Tainan mayor criticizes minister’s comment

By Shih Hsiu-chuan  /  Staff reporter

Fri, Aug 23, 2013 - Page 3

Greater Tainan Mayor William Lai (賴清德) yesterday criticized Minister of the Interior Lee Hong-yuan (李鴻源) for politicizing the ongoing protests over the controversial land grab case in Miaoli County’s Dapu Borough (大埔).

Lai demanded clarification from Lee on his recent comment that the planned project in Tainan to move an 8km-long railroad track underground was similar to the situation in Dapu, in which the Miaoli County Government forcibly demolished four houses, despite strong opposition.

“The two cases are different. As the head of the Ministry of the Interior, Minister Lee should have understood the differences, but I would rather believe that he just made a genuine mistake,” Lai said.

Lai said the way Lee drew a parallel between the Tainan case and the case in Dapu was aimed at deflecting the focus from the land expropriation in Dapu, which has led to mounting pressure regarding the project in Tainan, which is also facing opposition.

Earlier this week, Lee insinuated that the Dapu case sparked opposition from the anti-land grabbing protesters because they favored the Democratic Progressive Party, of which Lai is a member, rather than the Chinese Nationalist Party (KMT).

Lee comment was not true and could mislead people and could delay implementation of the railroad project, Lai said yesterday.

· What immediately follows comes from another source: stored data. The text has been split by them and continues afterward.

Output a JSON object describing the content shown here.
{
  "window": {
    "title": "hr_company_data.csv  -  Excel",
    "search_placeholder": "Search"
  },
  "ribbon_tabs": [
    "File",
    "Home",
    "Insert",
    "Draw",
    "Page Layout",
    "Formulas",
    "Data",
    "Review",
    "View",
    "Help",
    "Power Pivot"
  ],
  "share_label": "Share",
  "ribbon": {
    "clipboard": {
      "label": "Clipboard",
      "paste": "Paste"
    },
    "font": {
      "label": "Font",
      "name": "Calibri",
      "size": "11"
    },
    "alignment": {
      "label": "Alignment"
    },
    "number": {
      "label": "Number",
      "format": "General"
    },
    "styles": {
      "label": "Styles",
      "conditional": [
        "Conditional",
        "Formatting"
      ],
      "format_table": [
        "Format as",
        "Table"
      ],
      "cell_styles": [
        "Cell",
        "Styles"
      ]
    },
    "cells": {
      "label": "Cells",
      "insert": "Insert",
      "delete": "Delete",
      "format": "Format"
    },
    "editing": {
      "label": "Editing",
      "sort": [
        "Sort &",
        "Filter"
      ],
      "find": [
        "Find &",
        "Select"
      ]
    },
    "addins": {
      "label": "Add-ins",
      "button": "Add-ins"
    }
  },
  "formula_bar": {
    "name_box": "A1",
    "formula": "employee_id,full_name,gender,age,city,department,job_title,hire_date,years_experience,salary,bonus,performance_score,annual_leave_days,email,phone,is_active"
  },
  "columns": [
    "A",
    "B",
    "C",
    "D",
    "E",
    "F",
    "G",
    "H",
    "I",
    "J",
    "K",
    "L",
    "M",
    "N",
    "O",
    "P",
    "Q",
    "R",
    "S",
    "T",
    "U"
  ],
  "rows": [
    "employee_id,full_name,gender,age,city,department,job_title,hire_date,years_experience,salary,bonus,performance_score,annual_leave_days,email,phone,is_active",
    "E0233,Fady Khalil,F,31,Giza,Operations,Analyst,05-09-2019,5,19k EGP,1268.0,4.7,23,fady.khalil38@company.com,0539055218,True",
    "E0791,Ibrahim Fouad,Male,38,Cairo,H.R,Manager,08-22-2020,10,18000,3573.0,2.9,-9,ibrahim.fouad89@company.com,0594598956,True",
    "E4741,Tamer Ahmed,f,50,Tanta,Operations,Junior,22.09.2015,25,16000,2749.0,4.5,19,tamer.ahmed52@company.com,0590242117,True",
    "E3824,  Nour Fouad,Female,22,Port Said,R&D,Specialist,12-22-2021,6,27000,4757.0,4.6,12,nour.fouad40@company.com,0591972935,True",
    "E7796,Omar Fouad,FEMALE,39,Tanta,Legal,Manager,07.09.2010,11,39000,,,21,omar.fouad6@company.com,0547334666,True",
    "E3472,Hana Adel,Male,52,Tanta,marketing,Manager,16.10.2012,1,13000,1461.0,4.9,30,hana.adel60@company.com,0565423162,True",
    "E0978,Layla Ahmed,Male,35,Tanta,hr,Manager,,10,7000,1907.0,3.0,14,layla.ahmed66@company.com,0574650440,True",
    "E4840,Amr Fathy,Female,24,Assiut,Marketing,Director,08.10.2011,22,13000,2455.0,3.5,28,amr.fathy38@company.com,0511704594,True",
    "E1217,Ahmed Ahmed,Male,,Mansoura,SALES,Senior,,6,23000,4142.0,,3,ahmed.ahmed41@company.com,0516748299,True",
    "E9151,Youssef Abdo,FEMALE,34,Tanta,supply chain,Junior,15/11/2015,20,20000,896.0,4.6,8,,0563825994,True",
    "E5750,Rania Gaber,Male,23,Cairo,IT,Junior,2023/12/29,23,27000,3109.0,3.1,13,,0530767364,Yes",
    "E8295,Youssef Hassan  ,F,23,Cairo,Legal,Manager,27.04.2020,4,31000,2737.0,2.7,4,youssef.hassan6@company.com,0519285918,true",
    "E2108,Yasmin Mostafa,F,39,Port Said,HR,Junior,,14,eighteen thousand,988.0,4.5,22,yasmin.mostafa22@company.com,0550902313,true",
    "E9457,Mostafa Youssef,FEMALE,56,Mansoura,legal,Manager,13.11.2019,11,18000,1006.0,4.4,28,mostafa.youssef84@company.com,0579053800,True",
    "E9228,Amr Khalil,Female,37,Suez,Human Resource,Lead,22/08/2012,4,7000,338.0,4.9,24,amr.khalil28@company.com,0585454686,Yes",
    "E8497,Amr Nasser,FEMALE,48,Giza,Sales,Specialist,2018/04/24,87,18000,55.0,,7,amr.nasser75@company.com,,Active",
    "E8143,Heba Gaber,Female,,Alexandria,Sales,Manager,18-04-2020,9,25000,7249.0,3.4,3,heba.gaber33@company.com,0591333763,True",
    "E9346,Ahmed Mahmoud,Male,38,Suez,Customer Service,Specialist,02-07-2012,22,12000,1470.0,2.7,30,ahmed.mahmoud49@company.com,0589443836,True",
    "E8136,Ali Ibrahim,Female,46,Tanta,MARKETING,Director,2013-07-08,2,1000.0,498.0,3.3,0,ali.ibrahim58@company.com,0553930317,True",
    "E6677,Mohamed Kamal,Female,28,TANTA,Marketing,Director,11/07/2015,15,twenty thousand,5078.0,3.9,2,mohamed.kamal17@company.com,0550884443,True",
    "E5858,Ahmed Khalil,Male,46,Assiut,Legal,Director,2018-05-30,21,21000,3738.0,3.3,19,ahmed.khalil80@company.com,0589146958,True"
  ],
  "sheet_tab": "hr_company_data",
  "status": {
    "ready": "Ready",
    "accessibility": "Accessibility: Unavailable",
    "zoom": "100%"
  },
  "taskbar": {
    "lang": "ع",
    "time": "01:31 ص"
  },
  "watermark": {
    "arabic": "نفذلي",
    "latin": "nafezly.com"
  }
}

According to Lai, the plan to move railroad tracks in the city underground was finalized by the Executive Yuan in September 2009, a year before he was elected mayor, and was a project an overwhelming majority have hoped for over the past two decades.

One of the major differences between the cases was that the expropriation of 154 acres of land in Dapu would benefit developers because only 20 acres of this was to be used to expand a science park, the necessity for which was questionable, while the rest of the area would be used to build residential and commercial complexes, Lai said.

In the case of Tainan, after the railroad tracks are moved underground, the land will be used for road construction to benefit the city, leaving no room for developers to make profits, he added.

Separately yesterday, Lee, in response to media inquiries, said: “The Dapu and Tainan cases are differ slightly. One is regular expropriation, one is zone expropriation.”

“What I want to stress is that expropriation is necessary for major construction projects that cannot be scrapped. That was my point, I did not comment on either the situation in Tainan or Dapu, so I think [Lai] might have misunderstood me,” Lee said.

He said that whether the Land Expropriation Act (土地徵收條例) should be amended is something that can be discussed, but it may not be in the nation’s best interest if revision of the law were to lead to the suspension of major development projects.